AIROJul 30, 2018

Active Object Perceiver: Recognition-guided Policy Learning for Object Searching on Mobile Robots

arXiv:1807.11174v147 citations
Originality Incremental advance
AI Analysis

This work addresses the challenge of object searching for mobile robots, which is more difficult than scene finding due to small object sizes and arbitrary poses, representing an incremental improvement in robotics navigation.

The authors tackled the problem of learning a navigation policy for robots to actively search for small, arbitrarily posed objects in indoor environments using only visual inputs, and their method outperformed competing methods in average trajectory length and success rate in both simulation and real-world experiments.

We study the problem of learning a navigation policy for a robot to actively search for an object of interest in an indoor environment solely from its visual inputs.
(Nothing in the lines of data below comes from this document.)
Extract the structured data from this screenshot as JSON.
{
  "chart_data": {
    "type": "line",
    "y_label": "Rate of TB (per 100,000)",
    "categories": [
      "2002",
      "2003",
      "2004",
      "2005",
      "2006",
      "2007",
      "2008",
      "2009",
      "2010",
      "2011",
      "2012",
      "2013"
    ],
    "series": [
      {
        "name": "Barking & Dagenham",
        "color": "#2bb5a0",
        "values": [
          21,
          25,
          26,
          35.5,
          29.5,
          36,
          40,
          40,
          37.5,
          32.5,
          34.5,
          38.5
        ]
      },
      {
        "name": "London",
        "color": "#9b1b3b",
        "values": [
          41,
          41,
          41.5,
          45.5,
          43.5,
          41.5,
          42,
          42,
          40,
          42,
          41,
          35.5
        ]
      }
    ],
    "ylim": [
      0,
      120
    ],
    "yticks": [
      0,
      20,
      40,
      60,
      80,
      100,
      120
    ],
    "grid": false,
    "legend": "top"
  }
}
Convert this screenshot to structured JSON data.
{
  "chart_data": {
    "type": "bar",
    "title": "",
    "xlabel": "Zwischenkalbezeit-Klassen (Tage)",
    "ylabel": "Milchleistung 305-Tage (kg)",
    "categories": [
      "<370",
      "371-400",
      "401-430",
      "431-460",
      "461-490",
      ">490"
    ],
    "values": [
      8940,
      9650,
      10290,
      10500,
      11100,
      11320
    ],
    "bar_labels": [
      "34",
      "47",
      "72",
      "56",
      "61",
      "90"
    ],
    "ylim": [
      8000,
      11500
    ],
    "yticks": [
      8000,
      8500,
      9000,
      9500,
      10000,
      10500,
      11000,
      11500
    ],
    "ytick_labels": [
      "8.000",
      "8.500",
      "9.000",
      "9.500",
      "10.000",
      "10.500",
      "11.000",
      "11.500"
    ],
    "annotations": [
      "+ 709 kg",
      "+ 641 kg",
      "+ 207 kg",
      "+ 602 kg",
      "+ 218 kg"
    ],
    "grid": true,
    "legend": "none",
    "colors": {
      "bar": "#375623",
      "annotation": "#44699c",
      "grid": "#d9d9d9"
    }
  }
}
While scene-driven visual navigation has been widely studied, prior efforts on learning navigation policies for robots to find objects are limited. The problem is often more challenging than target scene finding as the target objects can be very small in the view and can be in an arbitrary pose. We approach the problem from an active perceiver perspective, and propose a novel framework that integrates a deep neural network based object recognition module and a deep reinforcement learning based action prediction mechanism. To validate our method, we conduct experiments on both a simulation dataset (AI2-THOR) and a real-world environment with a physical robot. We further propose a new decaying reward function to learn the control policy specific to the object searching task. Experimental results validate the efficacy of our method, which outperforms competing methods in both average trajectory length and success rate.